Contempt for “foreign” food cultures has a long history. Legal scholar William Miller writes that disgust for unfamiliar food practices has been a recurring attribute in human societies. Mocking Black communities for eating “fried chicken and watermelon” is still common in many areas of the United States. Killing and eating species that are considered delicacies in other cultures – for example, dogs – is a felony in every state of the union. And a national television series attacks an Asian food practice for its violence against whales – to the delight of millions of Americans who watch the “whale war” with glee, all while eating hamburgers from McDonald’s.  (South Park, as usual, is incisive. When the Japanese decide to brutally kill cows and chickens instead of whales, Stan’s father exclaims in relief, “Great Job, Stan. Now the Japanese are normal like us.”)

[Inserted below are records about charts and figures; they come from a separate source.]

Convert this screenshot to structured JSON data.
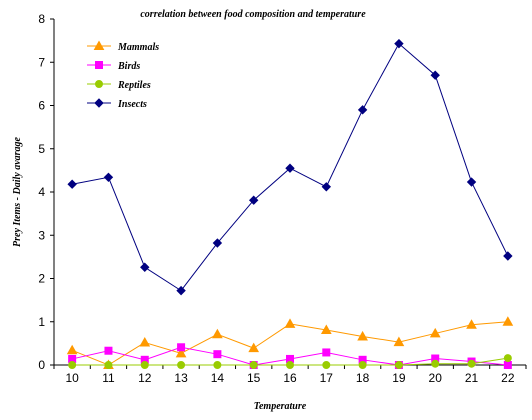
{
  "chart_data": {
    "type": "line",
    "title": "correlation between food composition and temperature",
    "xlabel": "Temperature",
    "ylabel": "Prey Items - Daily avarage",
    "x": [
      10,
      11,
      12,
      13,
      14,
      15,
      16,
      17,
      18,
      19,
      20,
      21,
      22
    ],
    "ylim": [
      0,
      8
    ],
    "yticks": [
      0,
      1,
      2,
      3,
      4,
      5,
      6,
      7,
      8
    ],
    "grid": false,
    "legend_position": "top-left",
    "series": [
      {
        "name": "Mammals",
        "color": "#ff9900",
        "marker": "triangle",
        "values": [
          0.34,
          0.0,
          0.52,
          0.27,
          0.71,
          0.39,
          0.95,
          0.81,
          0.66,
          0.53,
          0.73,
          0.93,
          1.0
        ]
      },
      {
        "name": "Birds",
        "color": "#ff00ff",
        "marker": "square",
        "values": [
          0.14,
          0.33,
          0.12,
          0.41,
          0.25,
          0.0,
          0.14,
          0.29,
          0.12,
          0.0,
          0.15,
          0.08,
          0.0
        ]
      },
      {
        "name": "Reptiles",
        "color": "#99cc00",
        "marker": "circle",
        "values": [
          0.0,
          0.0,
          0.0,
          0.0,
          0.0,
          0.0,
          0.0,
          0.0,
          0.0,
          0.0,
          0.03,
          0.03,
          0.16
        ]
      },
      {
        "name": "Insects",
        "color": "#000080",
        "marker": "diamond",
        "values": [
          4.18,
          4.34,
          2.26,
          1.72,
          2.82,
          3.81,
          4.55,
          4.12,
          5.9,
          7.43,
          6.7,
          4.23,
          2.52
        ]
      }
    ]
  }
}
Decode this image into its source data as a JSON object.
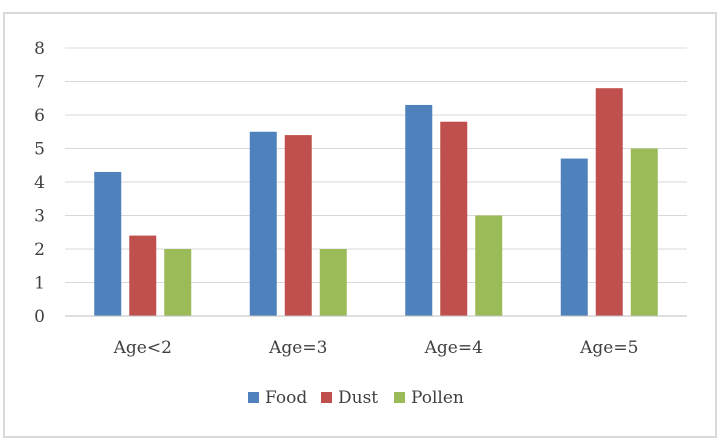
{
  "chart_data": {
    "type": "bar",
    "title": "",
    "xlabel": "",
    "ylabel": "",
    "categories": [
      "Age<2",
      "Age=3",
      "Age=4",
      "Age=5"
    ],
    "series": [
      {
        "name": "Food",
        "color": "#4f81bd",
        "values": [
          4.3,
          5.5,
          6.3,
          4.7
        ]
      },
      {
        "name": "Dust",
        "color": "#c0504d",
        "values": [
          2.4,
          5.4,
          5.8,
          6.8
        ]
      },
      {
        "name": "Pollen",
        "color": "#9bbb59",
        "values": [
          2.0,
          2.0,
          3.0,
          5.0
        ]
      }
    ],
    "ylim": [
      0,
      8
    ],
    "yticks": [
      "0",
      "1",
      "2",
      "3",
      "4",
      "5",
      "6",
      "7",
      "8"
    ],
    "grid": true,
    "legend_position": "bottom"
  }
}
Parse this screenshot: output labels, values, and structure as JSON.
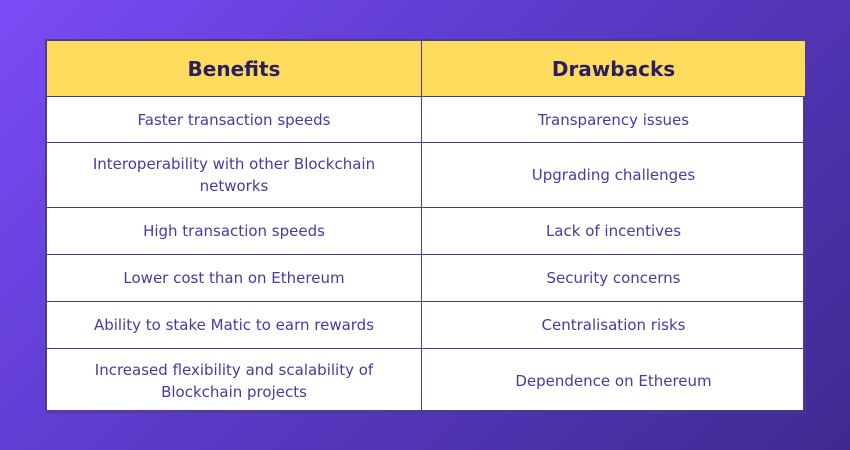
{
  "table": {
    "headers": [
      "Benefits",
      "Drawbacks"
    ],
    "rows": [
      [
        "Faster transaction speeds",
        "Transparency issues"
      ],
      [
        "Interoperability with other Blockchain networks",
        "Upgrading challenges"
      ],
      [
        "High transaction speeds",
        "Lack of incentives"
      ],
      [
        "Lower cost than on Ethereum",
        "Security concerns"
      ],
      [
        "Ability to stake Matic to earn rewards",
        "Centralisation risks"
      ],
      [
        "Increased flexibility and scalability of Blockchain projects",
        "Dependence on Ethereum"
      ]
    ]
  },
  "colors": {
    "header_background": "#ffdc5e",
    "header_text": "#2a1f5c",
    "cell_text": "#4a3a9e",
    "border": "#4a3e8a",
    "background_gradient": [
      "#7a4cf6",
      "#3e2a8f"
    ]
  }
}
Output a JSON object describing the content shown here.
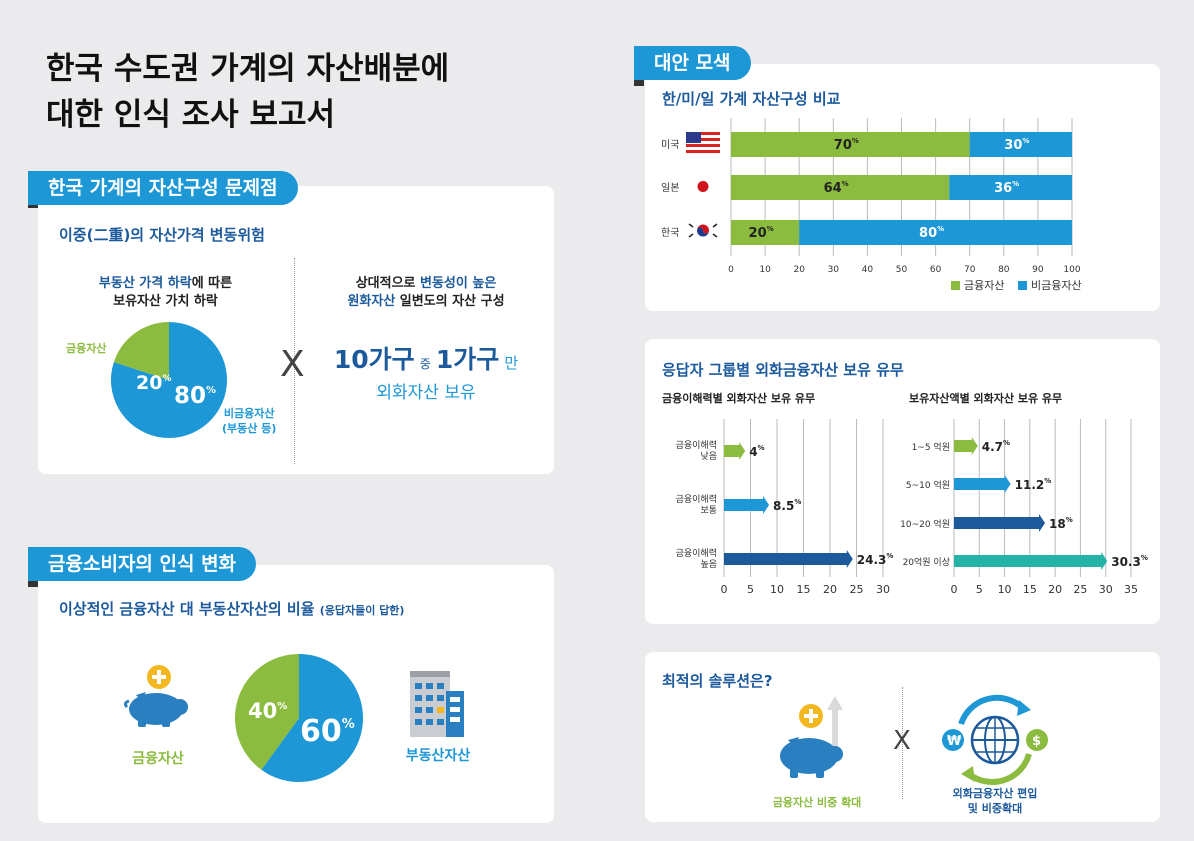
{
  "main_title_line1": "한국 수도권 가계의 자산배분에",
  "main_title_line2": "대한 인식 조사 보고서",
  "section1": {
    "tab": "한국 가계의 자산구성 문제점",
    "subtitle": "이중(二重)의 자산가격 변동위험",
    "left_head_1a": "부동산 가격 하락",
    "left_head_1b": "에 따른",
    "left_head_2": "보유자산 가치 하락",
    "pie_label_financial": "금융자산",
    "pie_label_nonfin_1": "비금융자산",
    "pie_label_nonfin_2": "(부동산 등)",
    "pie_pct_fin": "20",
    "pie_pct_nonfin": "80",
    "pct_sign": "%",
    "x_mark": "X",
    "right_head_1a": "상대적으로 ",
    "right_head_1b": "변동성이 높은",
    "right_head_2a": "원화자산",
    "right_head_2b": " 일변도의 자산 구성",
    "big_10": "10가구",
    "big_jung": "중",
    "big_1": "1가구",
    "big_man": "만",
    "big_line2": "외화자산 보유"
  },
  "section2": {
    "tab": "금융소비자의 인식 변화",
    "subtitle": "이상적인 금융자산 대 부동산자산의 비율",
    "subtitle_note": "(응답자들이 답한)",
    "label_fin": "금융자산",
    "label_re": "부동산자산",
    "pie_pct_fin": "40",
    "pie_pct_re": "60"
  },
  "section3": {
    "tab": "대안 모색",
    "subtitle": "한/미/일 가계 자산구성 비교",
    "legend_fin": "금융자산",
    "legend_nonfin": "비금융자산"
  },
  "section4": {
    "title": "응답자 그룹별 외화금융자산 보유 유무",
    "left_title": "금융이해력별 외화자산 보유 유무",
    "right_title": "보유자산액별 외화자산 보유 유무"
  },
  "section5": {
    "title": "최적의 솔루션은?",
    "label_left": "금융자산 비중 확대",
    "label_right_1": "외화금융자산 편입",
    "label_right_2": "및 비중확대",
    "x_mark": "X"
  },
  "chart_data": [
    {
      "type": "pie",
      "labels": [
        "금융자산",
        "비금융자산 (부동산 등)"
      ],
      "values": [
        20,
        80
      ],
      "colors": [
        "#8cbc3f",
        "#1d97d5"
      ]
    },
    {
      "type": "pie",
      "labels": [
        "금융자산",
        "부동산자산"
      ],
      "values": [
        40,
        60
      ],
      "colors": [
        "#8cbc3f",
        "#1d97d5"
      ]
    },
    {
      "type": "bar",
      "orientation": "horizontal",
      "stacked": true,
      "title": "한/미/일 가계 자산구성 비교",
      "categories": [
        "미국",
        "일본",
        "한국"
      ],
      "series": [
        {
          "name": "금융자산",
          "values": [
            70,
            64,
            20
          ],
          "color": "#8cbc3f"
        },
        {
          "name": "비금융자산",
          "values": [
            30,
            36,
            80
          ],
          "color": "#1d97d5"
        }
      ],
      "xlim": [
        0,
        100
      ],
      "xticks": [
        0,
        10,
        20,
        30,
        40,
        50,
        60,
        70,
        80,
        90,
        100
      ],
      "grid": true,
      "legend": "bottom-right"
    },
    {
      "type": "bar",
      "orientation": "horizontal",
      "title": "금융이해력별 외화자산 보유 유무",
      "categories": [
        [
          "금융이해력",
          "낮음"
        ],
        [
          "금융이해력",
          "보통"
        ],
        [
          "금융이해력",
          "높음"
        ]
      ],
      "values": [
        4,
        8.5,
        24.3
      ],
      "value_labels": [
        "4",
        "8.5",
        "24.3"
      ],
      "colors": [
        "#8cbc3f",
        "#1d97d5",
        "#1c5a9c"
      ],
      "xlim": [
        0,
        30
      ],
      "xticks": [
        0,
        5,
        10,
        15,
        20,
        25,
        30
      ],
      "grid": true
    },
    {
      "type": "bar",
      "orientation": "horizontal",
      "title": "보유자산액별 외화자산 보유 유무",
      "categories": [
        "1~5 억원",
        "5~10 억원",
        "10~20 억원",
        "20억원 이상"
      ],
      "values": [
        4.7,
        11.2,
        18,
        30.3
      ],
      "value_labels": [
        "4.7",
        "11.2",
        "18",
        "30.3"
      ],
      "colors": [
        "#8cbc3f",
        "#1d97d5",
        "#1c5a9c",
        "#25b3a8"
      ],
      "xlim": [
        0,
        35
      ],
      "xticks": [
        0,
        5,
        10,
        15,
        20,
        25,
        30,
        35
      ],
      "grid": true
    }
  ]
}
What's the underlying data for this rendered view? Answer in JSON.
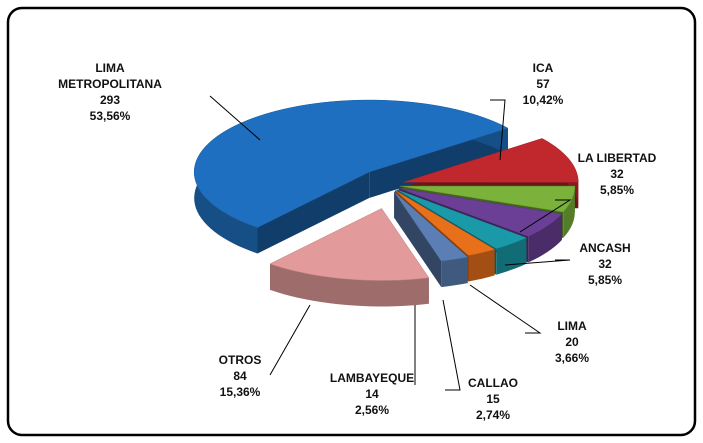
{
  "chart_data": {
    "type": "pie",
    "categories": [
      "ICA",
      "LA LIBERTAD",
      "ANCASH",
      "LIMA",
      "CALLAO",
      "LAMBAYEQUE",
      "OTROS",
      "LIMA METROPOLITANA"
    ],
    "values": [
      57,
      32,
      32,
      20,
      15,
      14,
      84,
      293
    ],
    "percent": {
      "values": [
        10.42,
        5.85,
        5.85,
        3.66,
        2.74,
        2.56,
        15.36,
        53.56
      ],
      "value_labels": [
        "10,42%",
        "5,85%",
        "5,85%",
        "3,66%",
        "2,74%",
        "2,56%",
        "15,36%",
        "53,56%"
      ]
    },
    "colors": [
      "#c0282d",
      "#7ab23b",
      "#6a3f95",
      "#1a9aa8",
      "#e9701a",
      "#5b7fb5",
      "#e39a9a",
      "#1f6fc0"
    ]
  }
}
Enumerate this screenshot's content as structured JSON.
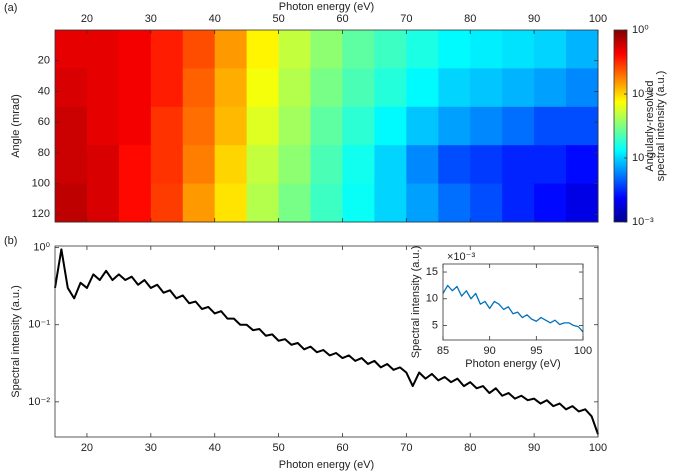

Yet we condemn a tour guide for being singularly racist when she attacks a “foreign” food practice.

In fact, our collective reaction to the tour guide’s rant reveals unspoken – and unconscious – prejudices in our own beliefs and behavior.

How can we condemn the Chinese for eating dogs, but react in horror when a tour guide does the same thing with a different species? Why does the nation cry out for vengeance when a young Black man brutally kicks a kitten, but ridicules the suffering of a disabled hen named Snow who endured far worse trauma on an egg farm?

Our disparate treatment of these cases can only be explained through a discriminatory racial lens. After all, scientists have universally concluded that pigs, cows, and chickens have the same feelings of pain and pleasure, and yearning to live, that the dogs and cats in our own homes have. But, then, there is no moral difference between a live animal market in Chinatown, a dog-fighting ring on the Southside of Chicago, or a “humane” pig farm supplying a San Francisco Chipotle.

In short, while condemnation of the tour guide’s rant has implored our society to respect diversity, respecting diversity does not have to come at the cost of tolerating violence. Eating animals may, in fact, be a shameful act. (Professor Miller, for example, calls our refusal to eat certain animals a sign of “primordial guilt.”) But it is a shame that all nations share.



Wayne Hsiung is an attorney, founding organizer of Direct Action Everywhere, and coordinator for Animal Liberationists of Color. He was lead organizer of the Earthlings March that mobilized thousands of activists in 41 cities in 17 countries, has served as a law professor at Northwestern (where he co-authored research with renowned Harvard scholar Cass Sunstein), and has organized social justice campaigns since 1999. Wayne studied behavioral economics at MIT and the University of Chicago and blogs at The Liberationist about the science of social change. Despite two graduate degrees, he regularly finds himself outwitted by his four furry companions.